Ingrédients pour 6 à 8 petits gâteaux

Pour la pâte : 150 g de farine – 75 g de beurre doux – 1 pincée de sel – 30 à 50 ml d’eau froide

Pour la garniture : 1 pot de confiture de noix de coco
(ou, à défaut, confiture de goyave, de banane ou d’ananas)

Pour la génoise : 2 à 3 œufs – 65 à 100 g de sucre – 65 à 100 g de farine – 1 pincée de sel – un peu de vanille (facultatif : une pointe de cannelle, un peu de zeste de citron vert ou quelques gouttes de rhum ambré)

Préparation

Dans un saladier, mélangez la farine, le sel et le beurre coupé en morceaux, puis sablez la pâte du bout des doigts. Ajoutez l’eau progressivement jusqu’à obtenir une pâte homogène. Formez une boule et laissez-la reposer une vingtaine de minutes.
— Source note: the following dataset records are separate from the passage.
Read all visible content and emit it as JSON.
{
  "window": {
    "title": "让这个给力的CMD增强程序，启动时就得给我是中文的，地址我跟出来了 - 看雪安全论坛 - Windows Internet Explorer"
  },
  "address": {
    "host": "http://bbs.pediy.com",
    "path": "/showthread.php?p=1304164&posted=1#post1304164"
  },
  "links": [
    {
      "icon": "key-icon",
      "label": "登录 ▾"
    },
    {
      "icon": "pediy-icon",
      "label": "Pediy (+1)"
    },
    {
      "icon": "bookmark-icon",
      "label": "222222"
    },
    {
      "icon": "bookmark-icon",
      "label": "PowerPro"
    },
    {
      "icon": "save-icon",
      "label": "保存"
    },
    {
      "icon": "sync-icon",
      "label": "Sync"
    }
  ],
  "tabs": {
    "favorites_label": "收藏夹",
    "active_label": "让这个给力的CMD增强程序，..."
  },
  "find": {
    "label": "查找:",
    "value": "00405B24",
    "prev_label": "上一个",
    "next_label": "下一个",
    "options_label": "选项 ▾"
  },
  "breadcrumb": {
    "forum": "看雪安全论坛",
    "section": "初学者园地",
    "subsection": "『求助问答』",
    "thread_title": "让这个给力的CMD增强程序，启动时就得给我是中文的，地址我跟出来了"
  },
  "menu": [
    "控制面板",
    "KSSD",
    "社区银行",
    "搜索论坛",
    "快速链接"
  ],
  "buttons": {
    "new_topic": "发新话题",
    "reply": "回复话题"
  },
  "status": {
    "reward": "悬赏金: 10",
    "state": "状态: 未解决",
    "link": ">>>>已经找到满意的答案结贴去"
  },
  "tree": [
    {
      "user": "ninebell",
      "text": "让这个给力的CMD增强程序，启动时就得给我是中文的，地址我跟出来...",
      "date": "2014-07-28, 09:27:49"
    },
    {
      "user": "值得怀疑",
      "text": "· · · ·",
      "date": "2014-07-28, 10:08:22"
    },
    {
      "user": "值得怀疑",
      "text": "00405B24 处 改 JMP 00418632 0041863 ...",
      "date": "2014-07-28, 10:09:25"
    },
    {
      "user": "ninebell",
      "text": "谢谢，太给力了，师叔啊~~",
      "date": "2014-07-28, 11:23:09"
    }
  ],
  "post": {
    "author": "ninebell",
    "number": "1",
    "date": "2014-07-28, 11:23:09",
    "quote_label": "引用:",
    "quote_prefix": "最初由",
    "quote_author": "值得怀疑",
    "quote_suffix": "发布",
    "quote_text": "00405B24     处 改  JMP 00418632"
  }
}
Étalez ensuite la pâte et garnissez de petits moules à tartelettes. Piquez légèrement le fond avec une fourchette, puis déposez une couche de confiture de noix de coco.

Préparez la génoise en fouettant les œufs avec le sucre jusqu’à ce que le mélange blanchisse et prenne du volume. Incorporez délicatement la farine, le sel et les éventuels parfums choisis. Versez cette préparation sur la confiture, sans remplir jusqu’au bord car la génoise va gonfler à la cuisson.

Enfournez à 180°C pendant environ 20 à 30 minutes, selon la taille des moules et votre four. Le dessus doit être doré, souple et légèrement bombé. Laissez tiédir avant de démouler.

Le goût d’un territoire

Le tourment d’amour a ceci de précieux qu’il résume en peu de chose tout un univers : la mer, les îles, la transmission, les marchés, la cuisine domestique, le métissage des saveurs et la poésie des noms créoles. Derrière sa recette relativement simple, il y a donc bien plus qu’un dessert : il y a une mémoire locale devenue patrimoine gourmand. Et c’est sans doute là le secret de sa longévité : offrir, en quelques bouchées, un peu de soleil, un peu d’histoire et beaucoup d’affection.